Você sabe o que é catfishing?

Um recente levantamento do FTC, uma agência de proteção dos consumidores dos EUA, estudou o preocupante fenômeno do catfishing. Entenda o que é isso

Por: - 7 meses atrás

Crédito: Pixabay

Se você é um assíduo telespectador do canal americano MTV, é bem possível que tenha ouvido a expressão em inglês Catfishing (nome quase similar ao programa Catfish). Trata-se de um dos mais conhecidos golpes que existem no mundo virtual. Em suma, a ideia é criar uma ou mais identidade virtual falsa para enganar outros usuários emocionalmente. Há diversos motivos para a prática do crime, sendo que uma das mais conhecidas é o financeiro.

O catfishing é uma das modalidades do chamado golpe do amor, um grupo de crimes cibernéticos que vem lesando diversos consumidores ao redor e que foi tema de um recente levantamento da Federal Trade Commission (FTC) – a  agência governamental do governo americano que protege os consumidores. De acordo com o levantamento, o número de “golpes do amor” relatados ao FTC saltou de 8,5 mil em 2015 para mais de 21 mil em 2018. Somente no ano passado, o crime resultou em um prejuízo de quase US$ 143 milhões.

O estudo estima que a perda média das vítimas foi de US$ 2,6 mil, cerca de sete vezes mais do que outras fraudes monitoradas pela FTC.

Mas como isso funciona?

O golpe é relativamente simples e é basicamente o mesmo em diversos lugares do mundo, inclusive no Brasil. Os criminosos normalmente encontram suas vítimas online, em sites de namoro ou nas redes sociais. Os golpistas costumam criar perfis falsos e usam fotos de terceiros. Eles cortejam a vítima, construindo afeição e confiança, até identificarem uma primeira oportunidade de pedir favores em dinheiro.

Entre os apelos dos golpistas estão desde emergência médica ou os custos de viagem para visitar a vítima, mas há outros.
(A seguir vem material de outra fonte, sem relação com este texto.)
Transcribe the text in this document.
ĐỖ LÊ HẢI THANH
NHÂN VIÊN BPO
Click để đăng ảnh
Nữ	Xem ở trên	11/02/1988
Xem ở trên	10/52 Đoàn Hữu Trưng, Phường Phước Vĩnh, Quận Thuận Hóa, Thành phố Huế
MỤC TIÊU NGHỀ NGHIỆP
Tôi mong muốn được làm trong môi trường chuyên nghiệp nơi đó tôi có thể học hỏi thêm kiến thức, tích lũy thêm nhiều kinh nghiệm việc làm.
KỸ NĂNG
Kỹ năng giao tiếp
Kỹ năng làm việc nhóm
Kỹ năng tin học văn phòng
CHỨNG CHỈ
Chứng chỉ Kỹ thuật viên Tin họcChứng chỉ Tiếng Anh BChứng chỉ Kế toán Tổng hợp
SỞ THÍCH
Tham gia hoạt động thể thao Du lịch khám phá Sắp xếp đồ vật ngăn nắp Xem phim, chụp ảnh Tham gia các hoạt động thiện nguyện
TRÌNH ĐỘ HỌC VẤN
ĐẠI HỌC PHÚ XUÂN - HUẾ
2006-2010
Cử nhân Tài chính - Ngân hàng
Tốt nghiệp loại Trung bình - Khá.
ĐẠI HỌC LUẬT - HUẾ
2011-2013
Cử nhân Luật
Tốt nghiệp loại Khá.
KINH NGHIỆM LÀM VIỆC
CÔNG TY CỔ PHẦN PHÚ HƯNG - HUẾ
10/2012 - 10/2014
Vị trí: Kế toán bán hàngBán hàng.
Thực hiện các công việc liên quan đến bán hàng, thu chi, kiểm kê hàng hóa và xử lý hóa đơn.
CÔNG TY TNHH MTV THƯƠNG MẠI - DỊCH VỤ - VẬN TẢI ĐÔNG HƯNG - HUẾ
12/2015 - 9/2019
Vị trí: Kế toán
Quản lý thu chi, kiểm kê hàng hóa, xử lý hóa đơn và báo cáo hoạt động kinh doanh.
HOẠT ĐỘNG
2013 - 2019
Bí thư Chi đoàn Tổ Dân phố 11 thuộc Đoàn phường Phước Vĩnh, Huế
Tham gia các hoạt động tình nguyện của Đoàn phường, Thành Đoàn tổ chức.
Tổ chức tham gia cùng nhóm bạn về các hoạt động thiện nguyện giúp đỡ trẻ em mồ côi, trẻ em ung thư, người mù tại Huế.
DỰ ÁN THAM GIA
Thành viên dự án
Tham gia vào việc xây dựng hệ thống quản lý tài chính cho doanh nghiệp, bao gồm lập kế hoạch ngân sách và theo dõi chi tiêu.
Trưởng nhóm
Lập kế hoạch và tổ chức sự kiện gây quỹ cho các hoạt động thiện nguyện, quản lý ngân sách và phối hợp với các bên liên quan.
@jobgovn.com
O FTC informa que não apenas dinheiro, mas até mesmo cartões de presente e até transferência de empresas de remessa de valores são usados.

Idade

Os dados da FTC revelaram que os golpes de amor nos Estados Unidos ocorrem com mais frequência entre pessoas de 40 a 69 anos. Entretanto, são as vítimas com mais de 70 anos que pagaram os maiores valores aos golpistas, com perdas médias por da ordem de US$ 10 mil. No entanto, qualquer um pode se tornar vítima, alertam os especialistas.

“Pode acontecer com você. Seja lá o que pense ou no que acredite, você pode ser uma vítima”, afirma Alan Brill, Senior Managing Director de Riscos Cibernéticos da Kroll nos Estados Unidos. Os criminosos são “mestres em manipular a emoção humana” e atacam suas vítimas quando elas estão mais vulneráveis, adverte Brill.

Ian Cook, Associate Managing Director da Kroll no Brasil, ressalta que todos estão sujeitos a fraudes na web em algum grau. “É importante manter sempre uma postura crítica e cautelosa no uso e nas interações por redes sociais e sites de relacionamento”, recomenda Cook.

Vale lembrar que, ainda que os golpes relacionados a relacionamentos afetivos existam há muito tempo, eles se tornam mais comuns e bem-sucedidos à medida que as pessoas passam mais tempo se socializando e encontrando pretendentes online. O número de potenciais vítimas também só cresceu. “Hoje o fraudador tem um leque muito maior de oportunidades.”

Dicas para não cair no golpe

O especialista alerta que é possível identificar o golpista a partir de determinados comportamentos. Normalmente, ele se apaixona ou passa a amar a vítima de maneira muito rápida. Além disso, o golpista evita se encontrar pessoalmente com a vítima e pede favores em dinheiro. Outra tática comum é o insistente pedido para que a vítimas saia do site ou fórum de relacionamento para continuar a conversa em mensageiros instantâneos.

Os criminosos também utilizam técnicas indiretas de obter dinheiro das vítimas. Uma delas é coletar informações pessoais e até bancárias das pessoas. “Você não é o primeiro nem será o último a se deixar levar”, diz Brill. “Vem acontecendo muito… É preciso estar disposto a admitir para si mesmo que isso aconteceu e depois fazer a denúncia às autoridades.”